Building on the successes of the business incubator, the UF Research Foundation plans to buy and renovate two existing buildings at Progress Corporate Park to create a GMP bioprocessing facility, which will be staffed by experts in quality control and regulatory affairs. The proposed facility will feature labs designed specifically for cell culture, production of gene-transport molecules (vectors) for gene therapy, and a large microbial fermentation system. “It will be the first facility of its kind in the Southeast, and we plan to make it a resource for scientists from all Florida universities,” Schuster said. “Services will be provided through contract arrangements with the users.”
First users are likely to include Ixion Biotechnology Inc., a company established to develop medical products based on internationally acclaimed discoveries by UF pathology Professor Ammon Peck, Ph.D. Ixion’s 17-member team of chemists and technical experts urgently need the modern high-speed fermentation equipment to produce sufficient quantities of a new bacterial supplement designed to prevent kidney stones and related diseases.
We have proven through extensive studies in rats that when sufficient amounts of the naturally occurring bacterium known as Oxalobacter formagenes are ingested, the organism breaks down harmful amounts of oxalate (a byproduct of digestion) before kidney stones can be formed,” Peck said. “We developed a bacterial supplement and gained FDA approval to evaluate it in clinical trials, but we are blocked by the lack of ability to mass-produce the supplement under GMP standards.
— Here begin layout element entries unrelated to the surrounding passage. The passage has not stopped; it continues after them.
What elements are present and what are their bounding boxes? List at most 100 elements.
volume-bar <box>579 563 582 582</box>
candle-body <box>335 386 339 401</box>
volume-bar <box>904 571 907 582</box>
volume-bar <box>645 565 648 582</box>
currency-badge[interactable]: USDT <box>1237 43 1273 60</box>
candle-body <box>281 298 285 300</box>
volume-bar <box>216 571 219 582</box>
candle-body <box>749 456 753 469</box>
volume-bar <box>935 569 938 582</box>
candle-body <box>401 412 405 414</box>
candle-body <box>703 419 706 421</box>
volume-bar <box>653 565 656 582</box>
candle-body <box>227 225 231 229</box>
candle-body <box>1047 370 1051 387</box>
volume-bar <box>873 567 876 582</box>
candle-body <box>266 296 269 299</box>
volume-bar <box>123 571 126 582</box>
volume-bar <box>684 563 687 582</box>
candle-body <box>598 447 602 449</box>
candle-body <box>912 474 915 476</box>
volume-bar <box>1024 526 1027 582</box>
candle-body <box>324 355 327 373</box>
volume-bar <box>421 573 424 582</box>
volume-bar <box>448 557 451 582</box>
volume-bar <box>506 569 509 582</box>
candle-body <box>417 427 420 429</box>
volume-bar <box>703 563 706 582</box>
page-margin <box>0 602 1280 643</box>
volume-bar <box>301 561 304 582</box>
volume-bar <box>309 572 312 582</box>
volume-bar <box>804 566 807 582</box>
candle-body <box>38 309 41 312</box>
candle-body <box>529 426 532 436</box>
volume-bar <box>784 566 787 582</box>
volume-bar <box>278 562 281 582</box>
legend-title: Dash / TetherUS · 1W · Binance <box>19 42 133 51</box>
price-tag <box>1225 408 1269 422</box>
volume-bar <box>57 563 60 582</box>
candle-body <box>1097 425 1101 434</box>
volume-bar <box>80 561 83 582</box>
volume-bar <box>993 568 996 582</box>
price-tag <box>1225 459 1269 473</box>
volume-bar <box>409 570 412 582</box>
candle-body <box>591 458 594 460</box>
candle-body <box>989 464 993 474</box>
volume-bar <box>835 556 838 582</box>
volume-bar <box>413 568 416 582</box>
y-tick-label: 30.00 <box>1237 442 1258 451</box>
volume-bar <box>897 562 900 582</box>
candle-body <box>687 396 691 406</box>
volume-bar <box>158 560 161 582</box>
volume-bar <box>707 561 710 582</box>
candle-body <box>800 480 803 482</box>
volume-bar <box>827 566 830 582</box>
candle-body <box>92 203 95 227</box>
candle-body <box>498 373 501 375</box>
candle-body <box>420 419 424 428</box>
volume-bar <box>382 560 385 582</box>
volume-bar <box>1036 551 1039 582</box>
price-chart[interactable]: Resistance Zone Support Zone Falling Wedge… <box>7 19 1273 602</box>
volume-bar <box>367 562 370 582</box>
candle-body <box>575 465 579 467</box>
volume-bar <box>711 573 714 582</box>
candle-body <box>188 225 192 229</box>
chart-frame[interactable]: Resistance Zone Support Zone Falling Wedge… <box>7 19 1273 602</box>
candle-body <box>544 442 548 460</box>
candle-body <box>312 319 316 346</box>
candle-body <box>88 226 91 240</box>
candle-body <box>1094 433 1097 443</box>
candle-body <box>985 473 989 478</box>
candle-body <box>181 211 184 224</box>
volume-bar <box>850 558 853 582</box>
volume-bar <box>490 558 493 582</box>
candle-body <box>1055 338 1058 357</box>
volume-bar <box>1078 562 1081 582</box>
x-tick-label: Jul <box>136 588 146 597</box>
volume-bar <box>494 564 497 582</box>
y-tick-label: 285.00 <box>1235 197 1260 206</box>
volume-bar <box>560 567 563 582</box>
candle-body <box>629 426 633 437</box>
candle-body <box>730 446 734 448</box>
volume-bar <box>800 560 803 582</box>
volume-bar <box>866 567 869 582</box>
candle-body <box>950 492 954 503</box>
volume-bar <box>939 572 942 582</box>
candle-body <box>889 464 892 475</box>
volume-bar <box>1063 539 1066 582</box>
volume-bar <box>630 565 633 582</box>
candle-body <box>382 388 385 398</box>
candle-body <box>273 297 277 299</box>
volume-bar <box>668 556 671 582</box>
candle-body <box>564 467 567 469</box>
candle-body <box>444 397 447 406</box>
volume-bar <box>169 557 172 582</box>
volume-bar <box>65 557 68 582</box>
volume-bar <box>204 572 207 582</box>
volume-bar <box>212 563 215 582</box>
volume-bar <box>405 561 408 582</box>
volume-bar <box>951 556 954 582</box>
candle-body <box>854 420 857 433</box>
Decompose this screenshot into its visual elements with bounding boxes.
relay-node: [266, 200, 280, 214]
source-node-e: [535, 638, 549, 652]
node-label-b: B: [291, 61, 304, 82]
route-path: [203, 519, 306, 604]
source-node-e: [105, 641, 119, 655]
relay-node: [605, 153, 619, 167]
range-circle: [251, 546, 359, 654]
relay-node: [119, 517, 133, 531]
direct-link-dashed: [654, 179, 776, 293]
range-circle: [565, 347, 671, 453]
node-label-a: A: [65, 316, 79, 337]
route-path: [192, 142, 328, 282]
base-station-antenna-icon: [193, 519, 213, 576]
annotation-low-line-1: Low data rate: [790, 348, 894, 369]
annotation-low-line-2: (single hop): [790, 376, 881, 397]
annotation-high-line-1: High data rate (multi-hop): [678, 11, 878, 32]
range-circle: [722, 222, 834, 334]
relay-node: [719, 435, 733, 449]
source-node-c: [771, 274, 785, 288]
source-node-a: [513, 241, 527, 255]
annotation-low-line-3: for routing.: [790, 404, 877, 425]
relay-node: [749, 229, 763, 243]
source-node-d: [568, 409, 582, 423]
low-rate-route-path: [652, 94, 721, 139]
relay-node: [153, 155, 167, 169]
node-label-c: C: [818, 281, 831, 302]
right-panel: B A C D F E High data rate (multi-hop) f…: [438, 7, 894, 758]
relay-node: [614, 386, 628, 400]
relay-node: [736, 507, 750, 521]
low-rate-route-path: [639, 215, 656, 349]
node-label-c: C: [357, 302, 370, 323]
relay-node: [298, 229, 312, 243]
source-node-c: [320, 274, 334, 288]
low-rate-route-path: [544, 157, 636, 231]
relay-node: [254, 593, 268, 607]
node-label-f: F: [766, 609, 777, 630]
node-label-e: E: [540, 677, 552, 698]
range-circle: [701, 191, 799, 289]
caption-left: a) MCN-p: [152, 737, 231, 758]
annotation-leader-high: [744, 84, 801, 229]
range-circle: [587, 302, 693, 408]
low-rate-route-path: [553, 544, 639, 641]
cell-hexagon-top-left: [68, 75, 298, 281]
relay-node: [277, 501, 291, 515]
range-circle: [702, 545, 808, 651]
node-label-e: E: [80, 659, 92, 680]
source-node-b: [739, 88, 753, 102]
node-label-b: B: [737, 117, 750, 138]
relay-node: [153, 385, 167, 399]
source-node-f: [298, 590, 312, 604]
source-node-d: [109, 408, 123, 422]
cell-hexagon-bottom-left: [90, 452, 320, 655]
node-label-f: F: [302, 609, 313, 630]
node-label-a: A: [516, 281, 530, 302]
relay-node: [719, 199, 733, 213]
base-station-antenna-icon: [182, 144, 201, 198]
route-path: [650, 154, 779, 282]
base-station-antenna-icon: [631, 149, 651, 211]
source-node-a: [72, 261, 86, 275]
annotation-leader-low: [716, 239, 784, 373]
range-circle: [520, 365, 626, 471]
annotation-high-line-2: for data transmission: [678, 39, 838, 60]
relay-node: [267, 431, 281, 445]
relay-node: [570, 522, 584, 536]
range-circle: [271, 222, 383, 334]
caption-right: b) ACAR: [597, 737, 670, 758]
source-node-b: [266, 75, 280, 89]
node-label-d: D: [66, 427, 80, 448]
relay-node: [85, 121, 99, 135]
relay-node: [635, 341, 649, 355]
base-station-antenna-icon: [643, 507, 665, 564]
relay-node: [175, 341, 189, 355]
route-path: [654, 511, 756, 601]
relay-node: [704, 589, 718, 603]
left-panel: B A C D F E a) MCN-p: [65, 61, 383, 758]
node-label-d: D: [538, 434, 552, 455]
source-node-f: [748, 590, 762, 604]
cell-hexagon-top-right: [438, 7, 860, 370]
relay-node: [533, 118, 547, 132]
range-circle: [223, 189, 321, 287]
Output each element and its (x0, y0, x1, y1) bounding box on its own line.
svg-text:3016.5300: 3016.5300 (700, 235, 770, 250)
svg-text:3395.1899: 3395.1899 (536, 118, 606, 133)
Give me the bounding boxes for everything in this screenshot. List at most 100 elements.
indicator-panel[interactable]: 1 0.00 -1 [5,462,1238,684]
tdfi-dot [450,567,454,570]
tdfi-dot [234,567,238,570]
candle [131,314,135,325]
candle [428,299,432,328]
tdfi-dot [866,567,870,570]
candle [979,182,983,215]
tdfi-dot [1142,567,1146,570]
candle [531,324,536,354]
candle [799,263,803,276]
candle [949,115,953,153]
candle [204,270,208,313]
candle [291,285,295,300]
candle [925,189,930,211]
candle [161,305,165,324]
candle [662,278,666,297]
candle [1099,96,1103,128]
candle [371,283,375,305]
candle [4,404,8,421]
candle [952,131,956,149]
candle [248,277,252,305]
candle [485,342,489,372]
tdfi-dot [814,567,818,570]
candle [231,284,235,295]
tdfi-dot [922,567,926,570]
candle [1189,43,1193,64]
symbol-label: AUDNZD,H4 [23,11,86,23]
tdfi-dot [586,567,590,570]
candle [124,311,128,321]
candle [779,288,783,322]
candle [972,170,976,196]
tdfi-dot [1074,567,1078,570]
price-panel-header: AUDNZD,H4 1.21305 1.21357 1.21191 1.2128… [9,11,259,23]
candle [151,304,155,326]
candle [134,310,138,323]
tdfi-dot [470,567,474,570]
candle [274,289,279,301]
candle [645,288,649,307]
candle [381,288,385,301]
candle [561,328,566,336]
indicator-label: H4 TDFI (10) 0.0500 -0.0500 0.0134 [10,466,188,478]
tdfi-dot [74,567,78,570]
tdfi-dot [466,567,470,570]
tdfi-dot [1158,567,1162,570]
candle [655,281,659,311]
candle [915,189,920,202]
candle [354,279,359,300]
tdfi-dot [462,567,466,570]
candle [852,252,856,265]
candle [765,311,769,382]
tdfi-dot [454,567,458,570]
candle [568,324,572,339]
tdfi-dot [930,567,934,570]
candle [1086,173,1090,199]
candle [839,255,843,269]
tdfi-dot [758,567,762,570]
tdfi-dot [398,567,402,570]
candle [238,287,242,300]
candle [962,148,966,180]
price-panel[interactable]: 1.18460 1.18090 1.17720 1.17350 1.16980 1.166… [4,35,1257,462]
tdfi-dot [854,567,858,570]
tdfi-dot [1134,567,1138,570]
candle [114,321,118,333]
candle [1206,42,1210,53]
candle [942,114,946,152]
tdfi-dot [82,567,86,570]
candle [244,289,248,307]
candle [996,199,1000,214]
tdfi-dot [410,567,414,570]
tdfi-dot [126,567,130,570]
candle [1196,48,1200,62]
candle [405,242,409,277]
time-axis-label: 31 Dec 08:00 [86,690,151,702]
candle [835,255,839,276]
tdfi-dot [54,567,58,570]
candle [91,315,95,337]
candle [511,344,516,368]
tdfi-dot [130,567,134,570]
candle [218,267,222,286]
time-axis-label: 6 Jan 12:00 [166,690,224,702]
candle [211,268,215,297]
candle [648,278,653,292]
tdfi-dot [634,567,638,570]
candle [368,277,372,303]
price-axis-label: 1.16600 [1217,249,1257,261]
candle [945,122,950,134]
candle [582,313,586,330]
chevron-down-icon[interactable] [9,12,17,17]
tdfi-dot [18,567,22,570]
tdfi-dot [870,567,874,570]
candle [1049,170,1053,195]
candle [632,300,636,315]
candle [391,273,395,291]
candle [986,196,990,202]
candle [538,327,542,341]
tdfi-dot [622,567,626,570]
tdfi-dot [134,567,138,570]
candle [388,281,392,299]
We need sophisticated fermentation equipment in which to grow large amounts of this anaerobic bacteria, which thrives only in an oxygen-free environment.”
Peck, whose research team recently changed their dietary supplement from liquid to pill form, said, “The new GMP bioprocessing facility will certainly help us to move forward.”
And that will open the door to fully assessing the product’s effectiveness in preventing recurrent kidney stone formation in adults and in treating children born with a genetic abnormality that causes a lethal buildup of oxalate in their kidneys and throughout their bodies. The stakes are high for this research development, since more than half a million Americans develop kidney stones each year.
Schuster, well known as a visionary program builder, now is leading efforts to create a UF Center of Excellence in Regenerative Health Biotechnology that will capitalize on “breakthrough technologies” in gene therapy, bone and soft tissue replacements, organ transplantation, genetically modified bacteria for preventing tooth decay and treating certain infectious diseases, new anti-cancer drugs and immunotherapy for brain tumors, as well as the development of both a diagnostic test and a first-of-its-kind medication for traumatic brain injuries.
At the same time, as one of the organizers of a biotechnology trade organization called BioFlorida, Schuster is making a public bid to position Florida as “the epicenter of regenerative health and biotechnology research and company development within five years.” Jani Sherrard, associate director of the UF Biotechnology Program, says the time is right for both.
“Universities are like diamonds in the rough; we’re tripping over powerfully beneficial ideas that need industry support to develop high-quality marketable products efficiently,” she said. “There is greater receptiveness today to the tremendous intellectual capital spawned by university scientists and better awareness of the utility and human value of university-industry partnerships.
“What’s driving this is the obvious potential for public good,” Sherrard said.